Elang jawa (Spizaetus bartelsi). Foto : Profauna. |
JAKARTA, BL-Satu lagi kabar menyedikan dari dunia konservasi satwa liar, keberadaan Elang jawa (Spizaetus bartelsi) di Taman Hutan Raya (Tahura) R Soerjo Jawa Timur dilaporkan semakin terancam punah diperkirakan jumlahnya kini hanya tinggal 2 ekor saja.
Menurunnya kualitas habitat ditenggerai membuat populasi elang jawa kian menyusut.
Berdasarkan survey terakhir yang dilakukan ProFauna Indonesia melaporkan populasi elang jawa di Tahura R Soerjo menurun drastis. Jika di tahun 1997 ditemukan sedikitnya 6 ekor elang jawa, kini tim ProFauna hanya bisa menjumpai 2 ekor saja.
Elang jawa adalah burung pemburu berukuran besar (60 cm) yang hidup di hutan primer yang ada di Pulau Jawa.

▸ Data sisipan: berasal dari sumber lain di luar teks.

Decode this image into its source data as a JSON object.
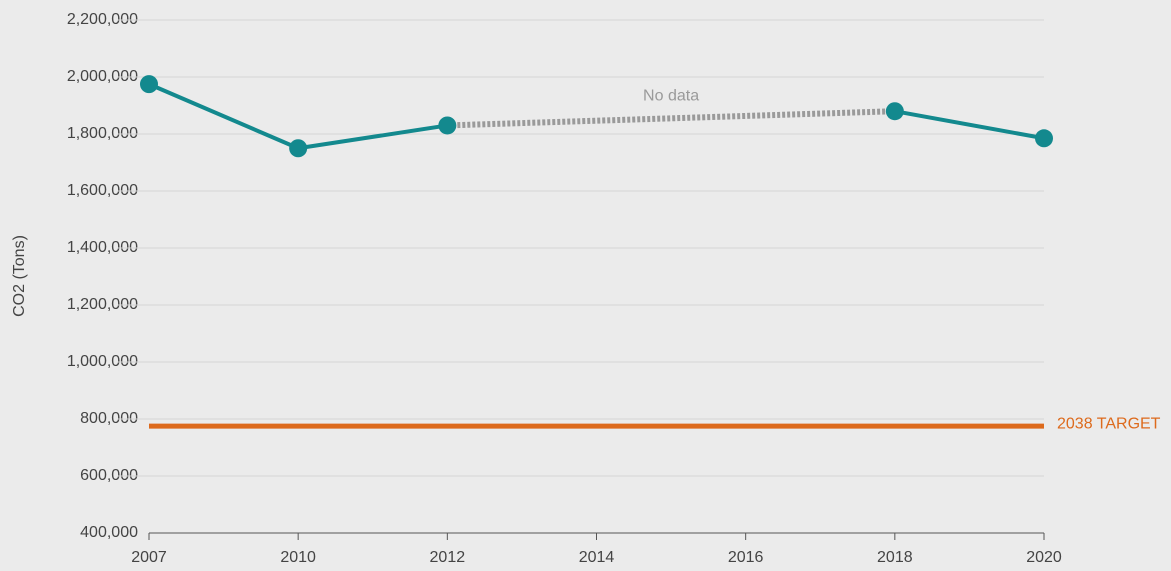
{
  "chart_data": {
    "type": "line",
    "y_label": "CO2 (Tons)",
    "categories": [
      "2007",
      "2010",
      "2012",
      "2014",
      "2016",
      "2018",
      "2020"
    ],
    "values": [
      1975000,
      1750000,
      1830000,
      null,
      null,
      1880000,
      1785000
    ],
    "color": "#13898e",
    "gap_color": "#9a9a9a",
    "annotation": "No data",
    "reference_line": {
      "label": "2038 TARGET",
      "value": 775000,
      "color": "#dd6a1c"
    },
    "ylim": [
      400000,
      2200000
    ],
    "yticks": [
      {
        "value": 400000,
        "label": "400,000"
      },
      {
        "value": 600000,
        "label": "600,000"
      },
      {
        "value": 800000,
        "label": "800,000"
      },
      {
        "value": 1000000,
        "label": "1,000,000"
      },
      {
        "value": 1200000,
        "label": "1,200,000"
      },
      {
        "value": 1400000,
        "label": "1,400,000"
      },
      {
        "value": 1600000,
        "label": "1,600,000"
      },
      {
        "value": 1800000,
        "label": "1,800,000"
      },
      {
        "value": 2000000,
        "label": "2,000,000"
      },
      {
        "value": 2200000,
        "label": "2,200,000"
      }
    ],
    "grid": true
  }
}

Elang jawa yang dalam rantai makanan berposisi sebagai top predator itu memangsa burung-burung besar dan mamalia seperti ayam hutan, tupai, musang, jelarang dan kelelawar buah. Habitat yang rusak membuat mangsa elang jawa semakin berkurang, apalagi penggunaan pestisida di lahan pertanian yang berbatasan dengan hutan juga turut mempengaruhi keberadaan elang jawa.

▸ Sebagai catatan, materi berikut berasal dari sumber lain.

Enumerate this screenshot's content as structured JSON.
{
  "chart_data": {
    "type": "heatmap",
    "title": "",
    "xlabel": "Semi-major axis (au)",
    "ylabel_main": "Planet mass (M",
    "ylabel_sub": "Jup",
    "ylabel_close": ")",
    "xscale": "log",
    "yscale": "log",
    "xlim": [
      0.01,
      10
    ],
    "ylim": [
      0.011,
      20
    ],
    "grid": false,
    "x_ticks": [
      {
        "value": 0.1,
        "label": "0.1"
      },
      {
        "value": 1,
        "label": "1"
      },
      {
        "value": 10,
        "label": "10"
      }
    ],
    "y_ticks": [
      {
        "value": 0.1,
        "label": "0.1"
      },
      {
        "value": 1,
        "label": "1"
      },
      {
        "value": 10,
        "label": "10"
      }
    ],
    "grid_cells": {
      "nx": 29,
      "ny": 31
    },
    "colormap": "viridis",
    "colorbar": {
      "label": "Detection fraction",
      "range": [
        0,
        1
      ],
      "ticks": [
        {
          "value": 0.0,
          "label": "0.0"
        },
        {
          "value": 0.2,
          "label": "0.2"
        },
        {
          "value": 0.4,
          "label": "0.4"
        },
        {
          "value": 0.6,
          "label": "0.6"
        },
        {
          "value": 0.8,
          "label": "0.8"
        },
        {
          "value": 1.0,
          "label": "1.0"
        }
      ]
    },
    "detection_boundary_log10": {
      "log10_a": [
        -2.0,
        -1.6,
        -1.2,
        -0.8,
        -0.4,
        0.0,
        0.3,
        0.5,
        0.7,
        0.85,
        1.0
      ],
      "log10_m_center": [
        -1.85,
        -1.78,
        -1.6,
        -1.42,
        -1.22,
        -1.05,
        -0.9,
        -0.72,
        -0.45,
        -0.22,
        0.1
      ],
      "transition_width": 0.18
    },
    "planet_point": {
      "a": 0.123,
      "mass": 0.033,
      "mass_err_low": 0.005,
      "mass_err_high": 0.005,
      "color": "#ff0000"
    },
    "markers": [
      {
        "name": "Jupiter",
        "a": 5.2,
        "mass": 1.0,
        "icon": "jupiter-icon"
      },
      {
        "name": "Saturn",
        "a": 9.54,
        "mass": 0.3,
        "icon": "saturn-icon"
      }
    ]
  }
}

Menurunnya populasi elang jawa di Tahura R. Soerjo tersebut sangat disayangkan, karena itu merupakan kekayaan alam yang luar biasa. Apalagi diperkirakan populasi total elang jawa di alam tidak lebih dari 400 ekor. “menyusutnya hutan primer yang menjadi habitat elang jawa memberikan kontribusi besar bagi menurunnya populasi elang jawa. Sudah seharusnya pemerintah menghentikan laju deforestasi di Pulau Jawa”kata Chairman ProFauna Indonesia, Rosek Nursahid melalui rilisnya.
Menurut catatan ProFauna, selain di Tahura R Soerjo ada beberapa tempat lain di Jawa Timur yang juga menjadi habitat elang jawa, antara lain Pulau Sempu, Taman Nasional Bromo Tengger Semeru, Taman Nasional Merubetiri, Taman Nasional Alas Purwa, Lebakharjo, Pegunungan Hyang dan Kawah Ijen. Namun belum diketahui pasti status populasi terkini dari elang jawa di tempat-tempat tersebut. Elang jawa bisa hidup di hutan primer mulai dari ketinggian 0 meter hingga 3000 meter dari permukaan laut.

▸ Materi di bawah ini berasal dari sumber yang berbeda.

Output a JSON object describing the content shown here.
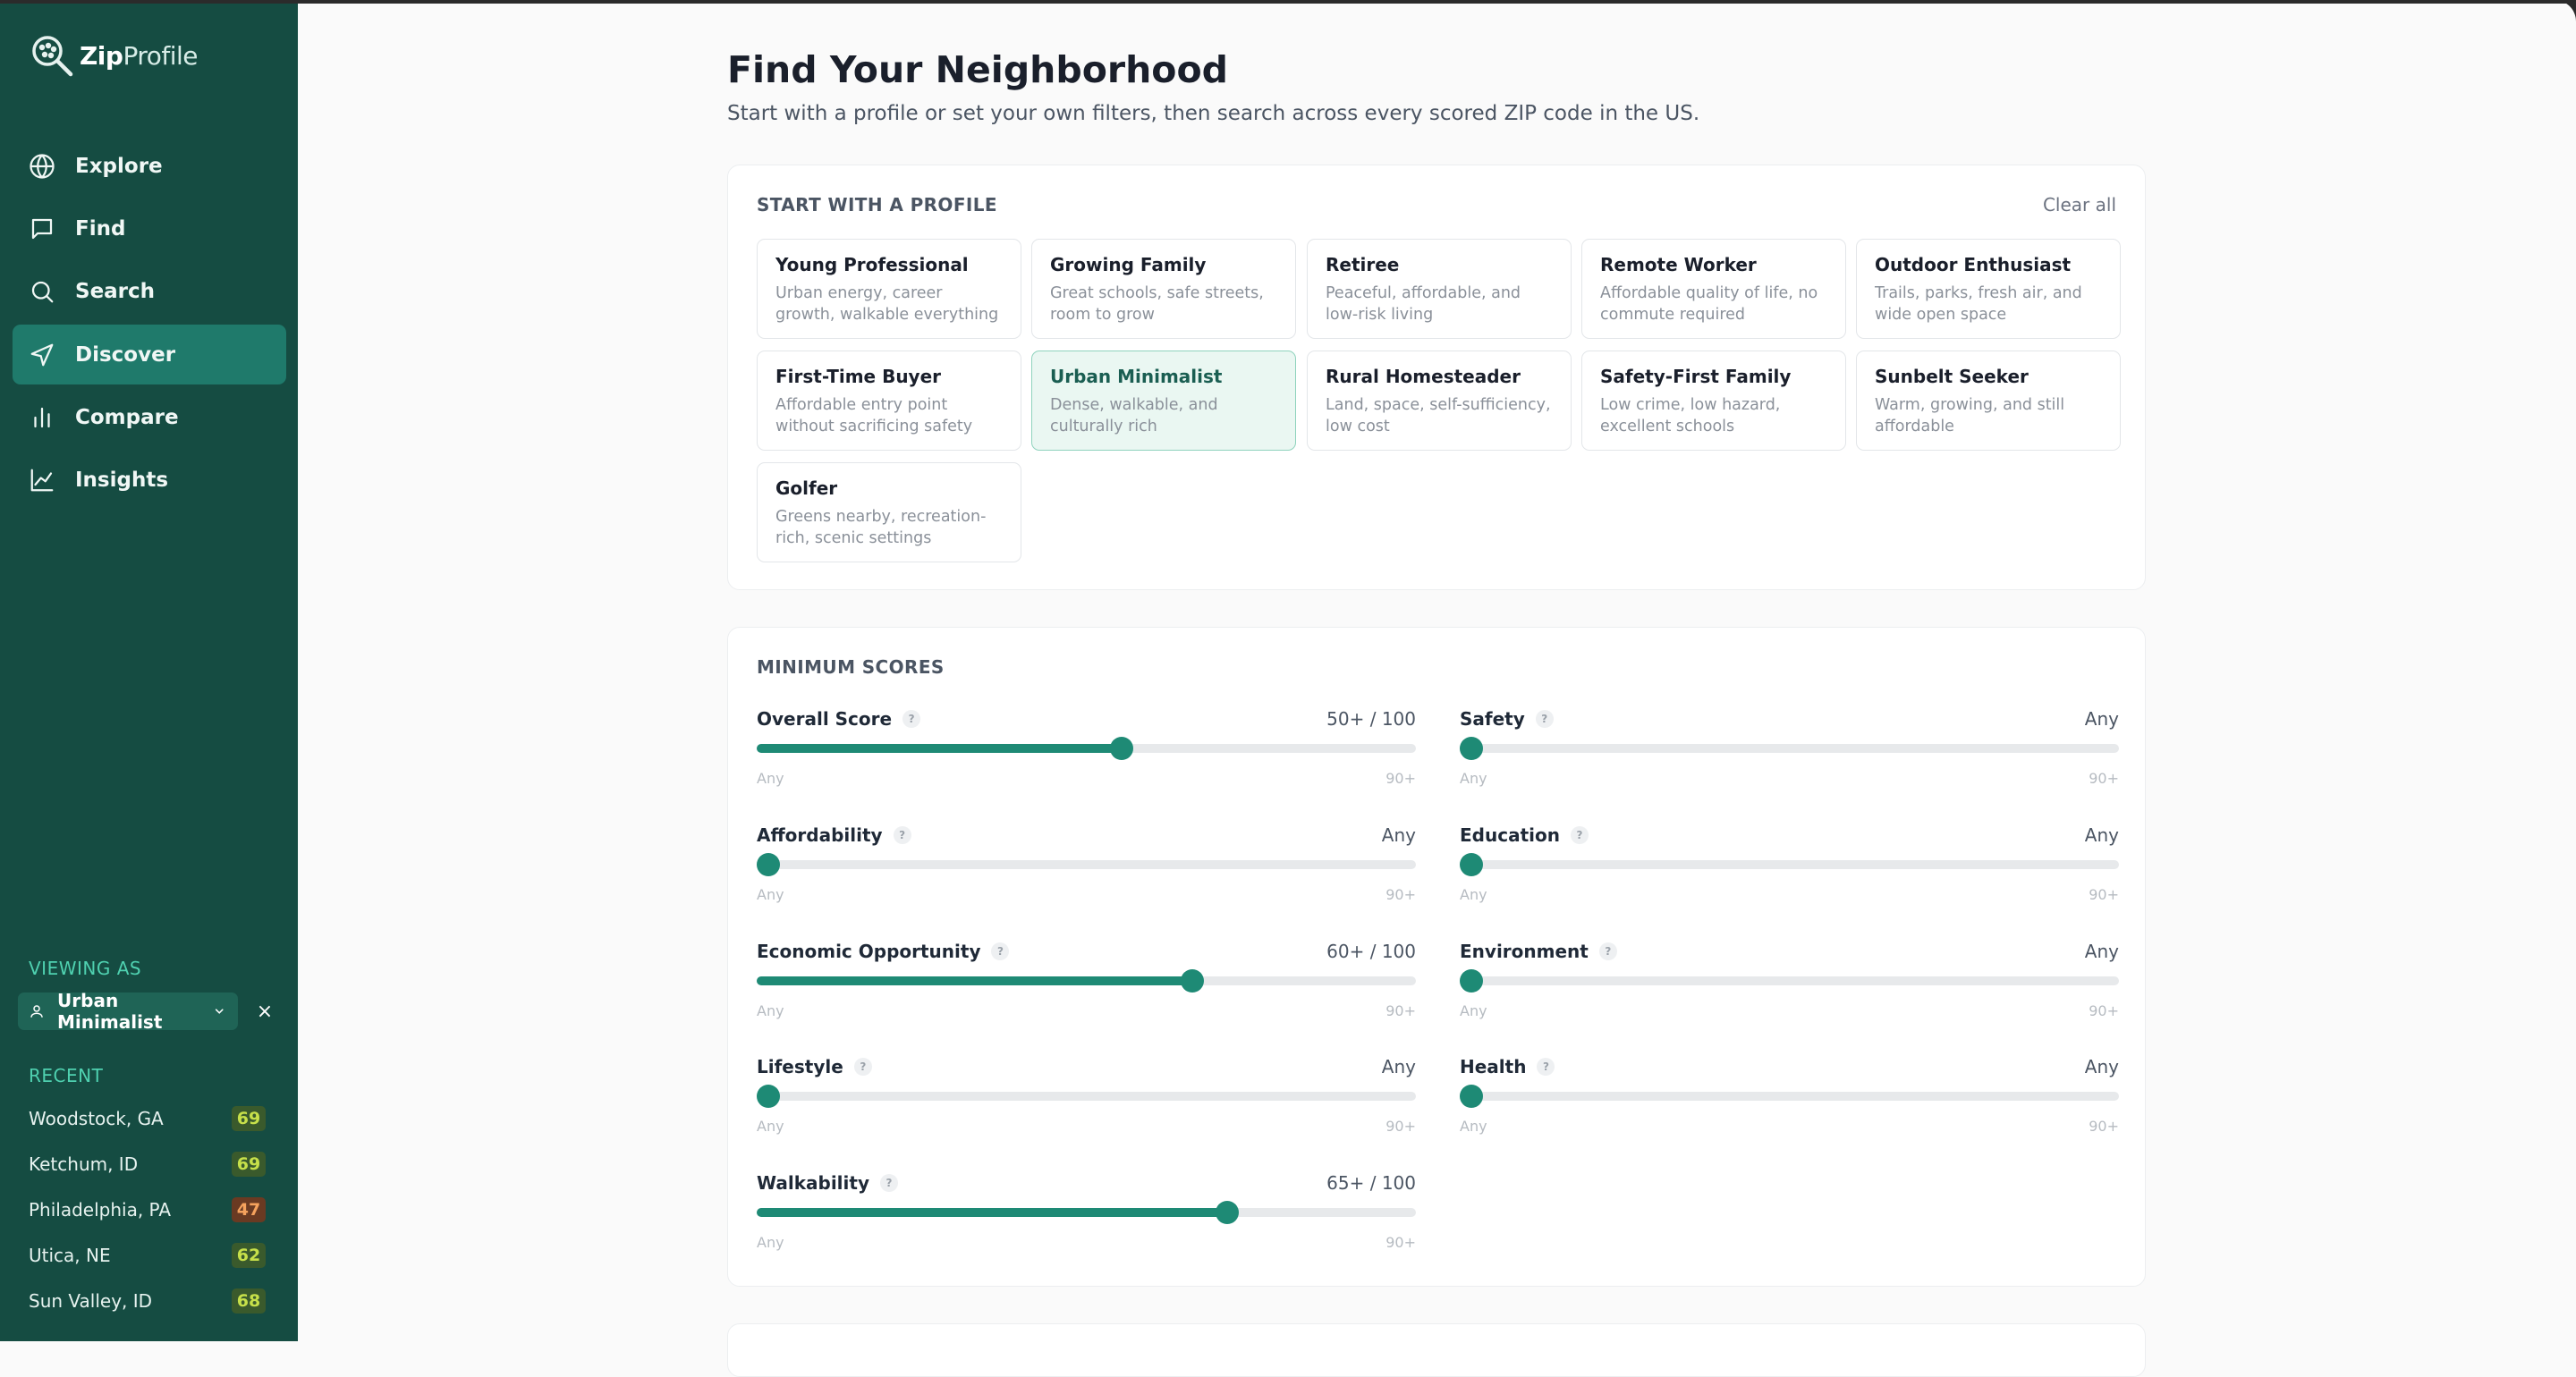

Selain faktor rusaknya habitat dan juga diduga faktor penggunaan pestisida, secara alami memang pertumbuhan elang jawa boleh dibilang lambat. Elang jawa dianggap dewasa ketika berumur 3 atau 4 tahun dan hanya berbiak satu ayau dua tahun sekali. Elang jawa hanya bisa bertelur satu butir yang akan dierami selama sekitar 47 hari. Setelah anaknya lahir, selama 1,5 tahun anak elang jaewa itu akan hidup bersama induknya. Dengan perkembangbiakan yang lambat tersebut itu juga memicu rendahnya laju survival elang jawa.
Elang jawa adalah satwa langka yang telah ditetapkan sebagai burung nasional pada tahun 1993 karena selain kelangkaannya, burung ini juga dianggap mirip dengan burung garuda yang menjadi lambang negara Indonesia. Elang jawa juga masuk dalam daftar satwa yang dilindungi, sehigga penangkapan, perdagangan maupun pemeliharaannya dilarang oleh undang-undang. Semua ini untuk memastikan agar elang jawa tetap lestari di habitatnya.(Marwan Azis).